Understanding and Overcoming Vaccine Skepticism
A September 2020 CWBI snapshot revealed that 57% of Caucasian or white respondents indicated that they would get the vaccine immediately, or as soon as it became available, compared to only 45% of Hispanic or Latino respondents and 38% of Black or African American respondents.
Hesitancy in communities of color stems from generations of betrayal by the U.S. health care system and longstanding systemic racism and discrimination. Inequalities in American infrastructure, including inadequate access to transportation as well as economic and education systems, lend to the potential for widening gaps in health disparities. This may be particularly true when it comes to vaccine uptake among vulnerable populations.
Targeting Hardest-Hit Communities
AU will deploy 900 Medical College of Georgia students to cluster 4 communities across Georgia. The strategic public-private partnership will work toward reducing COVID-19 cases and deaths by providing more equitable access to health information about vaccinations.

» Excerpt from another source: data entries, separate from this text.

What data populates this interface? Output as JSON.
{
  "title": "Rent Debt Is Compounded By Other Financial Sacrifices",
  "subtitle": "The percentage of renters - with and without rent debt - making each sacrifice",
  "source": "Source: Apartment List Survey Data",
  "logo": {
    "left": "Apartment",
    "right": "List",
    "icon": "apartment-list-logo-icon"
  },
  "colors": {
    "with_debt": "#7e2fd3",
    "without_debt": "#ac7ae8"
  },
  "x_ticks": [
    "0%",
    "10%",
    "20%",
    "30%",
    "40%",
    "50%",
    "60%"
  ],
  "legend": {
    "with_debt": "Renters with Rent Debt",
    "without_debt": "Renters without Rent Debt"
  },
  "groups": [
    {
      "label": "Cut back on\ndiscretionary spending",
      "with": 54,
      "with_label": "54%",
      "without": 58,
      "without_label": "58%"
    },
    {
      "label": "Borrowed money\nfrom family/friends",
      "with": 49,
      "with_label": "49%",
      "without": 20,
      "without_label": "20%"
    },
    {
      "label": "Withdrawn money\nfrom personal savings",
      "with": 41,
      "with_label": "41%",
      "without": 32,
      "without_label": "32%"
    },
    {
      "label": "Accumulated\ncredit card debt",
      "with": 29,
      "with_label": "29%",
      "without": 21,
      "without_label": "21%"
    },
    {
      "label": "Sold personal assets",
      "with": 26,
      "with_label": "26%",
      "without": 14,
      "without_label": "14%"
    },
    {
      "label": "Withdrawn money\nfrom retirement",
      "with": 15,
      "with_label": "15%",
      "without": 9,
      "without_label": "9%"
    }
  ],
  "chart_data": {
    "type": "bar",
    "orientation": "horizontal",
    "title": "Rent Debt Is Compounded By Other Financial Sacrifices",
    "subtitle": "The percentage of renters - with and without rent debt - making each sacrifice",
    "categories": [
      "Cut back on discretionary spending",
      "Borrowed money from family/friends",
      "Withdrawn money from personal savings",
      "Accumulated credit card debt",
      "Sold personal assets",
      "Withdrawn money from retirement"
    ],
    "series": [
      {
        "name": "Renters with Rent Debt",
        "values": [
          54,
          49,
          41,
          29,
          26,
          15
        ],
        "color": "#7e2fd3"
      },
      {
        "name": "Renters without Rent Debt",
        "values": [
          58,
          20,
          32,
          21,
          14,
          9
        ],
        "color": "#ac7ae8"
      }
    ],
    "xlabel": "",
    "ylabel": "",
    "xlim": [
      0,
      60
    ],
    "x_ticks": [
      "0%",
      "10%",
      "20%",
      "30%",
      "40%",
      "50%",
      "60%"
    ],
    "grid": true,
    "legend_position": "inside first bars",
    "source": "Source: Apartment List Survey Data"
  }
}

“Vaccine hesitancy is a leading global health threat. In the United States, it could offset progress that’s been made in slowing the spread of COVID-19, which has had a particularly devastating impact on certain communities,” says Dr. Hess. “Transparency and culturally appropriate communication are needed to counter vaccine hesitancy. The students deployed in Georgia engaged in cultural awareness, conflict avoidance and de-escalation training to enable them to effectively and appropriately address vaccine questions and concerns within these communities, which have been disproportionately affected by disparities in health and healthcare.”
Working alongside trusted community figures in neighborhood churches and other religious institutions, the MCG students will educate residents on the vaccines available in the United States and answer questions, debunk misinformation, and ease concerns about immunization.
Each student group will carry portable WIFI devices and data capture tablets with information to share at the point of education. Students will have the ability to direct community members to vaccine distribution sites. This will help ensure that individuals without internet access have equal opportunity to make an appointment and be vaccinated.